Humans are intensely social and culturally inventive, distinguishing them from other animals.

  • Social structures: Humans form bonds from small families to nations. Earlier estimates suggested meaningful relationships for about 150 people, but cultural tools—kinship systems, rituals, writing, and digital networks—extend our social reach well beyond brain-size limits.
  • Cumulative culture: Humans build on previous innovations in a ratchet-like fashion. Small improvements can compound over generations—leading from stone tools to engines and airplanes.
  • Cooperative institutions: Shared norms and institutions (legal systems, markets, educational systems) magnify cooperative capacity and coordinate large-scale projects.

These cultural capacities allow humans to transform environments and create complex societies.

Measurable human traits and variation

Several numeric metrics help describe human biology, while also highlighting variation.

  • Genome size: About 3 billion nucleotide base pairs per haploid genome (roughly 6 billion in diploid cells).
  • Body temperature: The classic 37.0°C (98.6°F) is outdated; large studies place the average nearer 36.1°C (97.0°F), with individual and daily variation.
  • Life expectancy: Global life expectancy rose from 66.8 years in 2000 to 73.1 years in 2019, then dipped during the COVID-19 pandemic. Variation remains large between regions due to healthcare, sanitation, and nutrition.
  • Physical differences: Modern humans have lighter, more gracile skeletons, smaller teeth, and reduced facial projection compared with archaic humans. Reduced jaw size correlates with dietary changes such as cooking, practiced for at least several hundred thousand years.
  • Thermoregulation and body hair: Relative hairlessness and abundant sweat glands support efficient cooling, aiding endurance activities and heat tolerance.

These metrics show both shared human features and wide population-level diversity.

What makes humans physically distinct from other species

A combination of traits—rather than a single defining feature—makes humans distinct.

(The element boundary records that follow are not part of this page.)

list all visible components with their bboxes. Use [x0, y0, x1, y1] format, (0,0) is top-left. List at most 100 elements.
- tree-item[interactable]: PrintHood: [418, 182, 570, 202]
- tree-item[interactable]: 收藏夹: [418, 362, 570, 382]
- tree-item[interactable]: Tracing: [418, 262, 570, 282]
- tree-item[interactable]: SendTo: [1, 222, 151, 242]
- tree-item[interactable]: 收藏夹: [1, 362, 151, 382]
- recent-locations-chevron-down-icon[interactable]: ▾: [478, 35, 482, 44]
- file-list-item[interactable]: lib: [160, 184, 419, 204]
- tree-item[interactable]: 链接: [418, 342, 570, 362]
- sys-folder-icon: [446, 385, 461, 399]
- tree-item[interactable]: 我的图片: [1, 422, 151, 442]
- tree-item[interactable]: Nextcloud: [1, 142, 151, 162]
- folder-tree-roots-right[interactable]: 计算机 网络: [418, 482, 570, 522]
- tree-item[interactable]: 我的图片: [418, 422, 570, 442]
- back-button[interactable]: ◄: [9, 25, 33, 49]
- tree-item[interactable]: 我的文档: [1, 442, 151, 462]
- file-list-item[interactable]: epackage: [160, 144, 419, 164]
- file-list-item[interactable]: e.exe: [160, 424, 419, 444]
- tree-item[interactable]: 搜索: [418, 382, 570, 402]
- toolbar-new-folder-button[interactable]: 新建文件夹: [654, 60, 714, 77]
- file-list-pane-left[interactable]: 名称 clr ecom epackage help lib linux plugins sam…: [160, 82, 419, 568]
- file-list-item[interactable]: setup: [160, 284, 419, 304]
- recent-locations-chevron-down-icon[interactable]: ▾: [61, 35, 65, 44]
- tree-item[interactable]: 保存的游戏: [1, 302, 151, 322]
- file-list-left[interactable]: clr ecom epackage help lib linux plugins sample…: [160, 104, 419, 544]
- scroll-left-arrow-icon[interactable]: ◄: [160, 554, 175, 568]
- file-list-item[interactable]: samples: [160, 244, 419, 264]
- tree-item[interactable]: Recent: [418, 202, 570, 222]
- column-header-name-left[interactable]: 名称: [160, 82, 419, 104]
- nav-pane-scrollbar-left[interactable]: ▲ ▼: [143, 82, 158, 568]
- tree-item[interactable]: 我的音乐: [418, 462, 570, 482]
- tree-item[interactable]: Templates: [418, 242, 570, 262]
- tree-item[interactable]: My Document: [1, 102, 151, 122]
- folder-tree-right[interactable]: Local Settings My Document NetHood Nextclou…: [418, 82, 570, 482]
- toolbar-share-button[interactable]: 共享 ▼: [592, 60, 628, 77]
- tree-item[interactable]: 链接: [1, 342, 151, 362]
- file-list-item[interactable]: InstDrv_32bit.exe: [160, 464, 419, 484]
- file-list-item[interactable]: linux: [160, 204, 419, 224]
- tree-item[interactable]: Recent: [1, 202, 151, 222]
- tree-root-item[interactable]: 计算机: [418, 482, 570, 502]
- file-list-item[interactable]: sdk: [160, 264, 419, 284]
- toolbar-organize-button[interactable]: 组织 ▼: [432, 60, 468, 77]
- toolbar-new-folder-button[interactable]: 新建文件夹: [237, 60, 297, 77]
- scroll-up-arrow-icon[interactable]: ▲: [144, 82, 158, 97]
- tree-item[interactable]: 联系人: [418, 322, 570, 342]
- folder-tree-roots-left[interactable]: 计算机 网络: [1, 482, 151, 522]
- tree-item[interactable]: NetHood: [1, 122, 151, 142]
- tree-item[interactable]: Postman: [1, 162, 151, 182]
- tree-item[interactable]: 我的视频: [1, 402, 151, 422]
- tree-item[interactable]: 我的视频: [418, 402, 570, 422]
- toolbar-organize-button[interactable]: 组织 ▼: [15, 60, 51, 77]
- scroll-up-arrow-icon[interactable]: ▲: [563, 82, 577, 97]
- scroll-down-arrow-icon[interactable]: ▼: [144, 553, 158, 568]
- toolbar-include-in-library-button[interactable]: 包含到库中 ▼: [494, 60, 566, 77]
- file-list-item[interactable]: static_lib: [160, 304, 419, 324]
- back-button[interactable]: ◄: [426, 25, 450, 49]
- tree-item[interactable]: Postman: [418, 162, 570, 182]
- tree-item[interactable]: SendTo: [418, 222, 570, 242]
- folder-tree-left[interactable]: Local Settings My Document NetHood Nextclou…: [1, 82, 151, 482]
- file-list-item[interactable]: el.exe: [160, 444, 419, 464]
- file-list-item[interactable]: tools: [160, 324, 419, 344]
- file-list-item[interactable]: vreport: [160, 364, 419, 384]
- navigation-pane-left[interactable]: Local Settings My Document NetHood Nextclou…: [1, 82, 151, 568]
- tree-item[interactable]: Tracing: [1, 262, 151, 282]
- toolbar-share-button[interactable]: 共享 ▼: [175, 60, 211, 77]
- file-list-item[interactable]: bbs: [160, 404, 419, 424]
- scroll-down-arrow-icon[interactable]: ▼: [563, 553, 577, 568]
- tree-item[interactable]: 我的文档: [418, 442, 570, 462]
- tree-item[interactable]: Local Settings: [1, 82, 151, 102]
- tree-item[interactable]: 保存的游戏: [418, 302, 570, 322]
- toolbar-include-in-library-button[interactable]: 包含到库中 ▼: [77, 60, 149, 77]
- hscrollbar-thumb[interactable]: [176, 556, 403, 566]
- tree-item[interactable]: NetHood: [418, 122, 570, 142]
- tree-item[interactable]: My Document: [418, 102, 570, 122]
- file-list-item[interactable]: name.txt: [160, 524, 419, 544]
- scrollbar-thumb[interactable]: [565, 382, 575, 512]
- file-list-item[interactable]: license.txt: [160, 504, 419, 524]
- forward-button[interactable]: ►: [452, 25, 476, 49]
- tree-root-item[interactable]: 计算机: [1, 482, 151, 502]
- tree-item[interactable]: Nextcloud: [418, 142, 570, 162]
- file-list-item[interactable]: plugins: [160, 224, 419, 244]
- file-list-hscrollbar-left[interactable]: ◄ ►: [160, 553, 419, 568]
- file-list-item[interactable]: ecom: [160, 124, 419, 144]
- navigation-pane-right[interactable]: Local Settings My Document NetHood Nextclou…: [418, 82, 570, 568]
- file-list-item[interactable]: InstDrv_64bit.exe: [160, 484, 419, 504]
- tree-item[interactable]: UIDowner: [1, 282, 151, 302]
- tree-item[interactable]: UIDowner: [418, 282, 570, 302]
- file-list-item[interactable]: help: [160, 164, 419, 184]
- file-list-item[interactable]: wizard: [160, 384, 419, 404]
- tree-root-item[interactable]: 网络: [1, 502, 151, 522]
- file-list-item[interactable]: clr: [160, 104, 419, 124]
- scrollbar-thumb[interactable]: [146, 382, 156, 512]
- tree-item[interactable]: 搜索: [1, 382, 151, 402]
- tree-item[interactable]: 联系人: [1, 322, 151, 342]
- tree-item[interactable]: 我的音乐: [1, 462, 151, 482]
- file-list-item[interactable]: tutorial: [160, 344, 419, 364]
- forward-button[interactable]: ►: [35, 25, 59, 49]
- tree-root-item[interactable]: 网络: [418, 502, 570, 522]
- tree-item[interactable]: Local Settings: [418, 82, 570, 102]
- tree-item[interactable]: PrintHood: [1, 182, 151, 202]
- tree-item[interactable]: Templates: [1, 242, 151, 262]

  • Integrated anatomy for endurance bipedalism and tool use.
  • Enlarged, highly plastic brain supporting abstraction, planning, and language.
  • Capacity for complex symbolic communication and cumulative culture.
  • Social systems and institutions that extend cooperation across large groups.
  • Technological ability to reshape ecosystems and build external knowledge stores.

This constellation of anatomical, cognitive, and social traits creates the distinctive niche humans occupy.

Legal and social recognition

In law, a human being is typically defined as a “natural person,” a category that confers rights and responsibilities distinct from “artificial persons” like corporations. This legal distinction matters across constitutional law, contract law, and human rights frameworks.

Examples and implications

  • Evolutionary example: Small genetic changes (for example, gene variants affecting brain progenitor proliferation) amplified over time lead to major cognitive and anatomical differences between humans and other apes.
  • Cultural example: The invention of writing and record-keeping allowed societies to store knowledge externally, accelerating complex administration, law, and science.
  • Public-health implication: Improvements in sanitation, vaccines, and nutrition—not changes in human biology—drove most of the 20th-century gains in life expectancy.

Understanding what makes humans helps explain both our biological limits and our extraordinary capacity for cultural and technological change.

References

  • Stringer, C. (2016). The origin and evolution of Homo sapiens. Proceedings of the National Academy of Sciences.
  • Hublin, J.-J., et al. (2017). New fossils from Jebel Irhoud, Morocco and the pan-African origin of Homo sapiens. Nature.
  • Ardila, A., et al. (2020). The evolving human brain: Gene regulation and expansion. Trends in Neurosciences.
  • Lieberman, D. E. (2015). The Story of the Human Body: Evolution, Health, and Disease. Pantheon.
  • World Health Organization. Global health estimates and life expectancy data.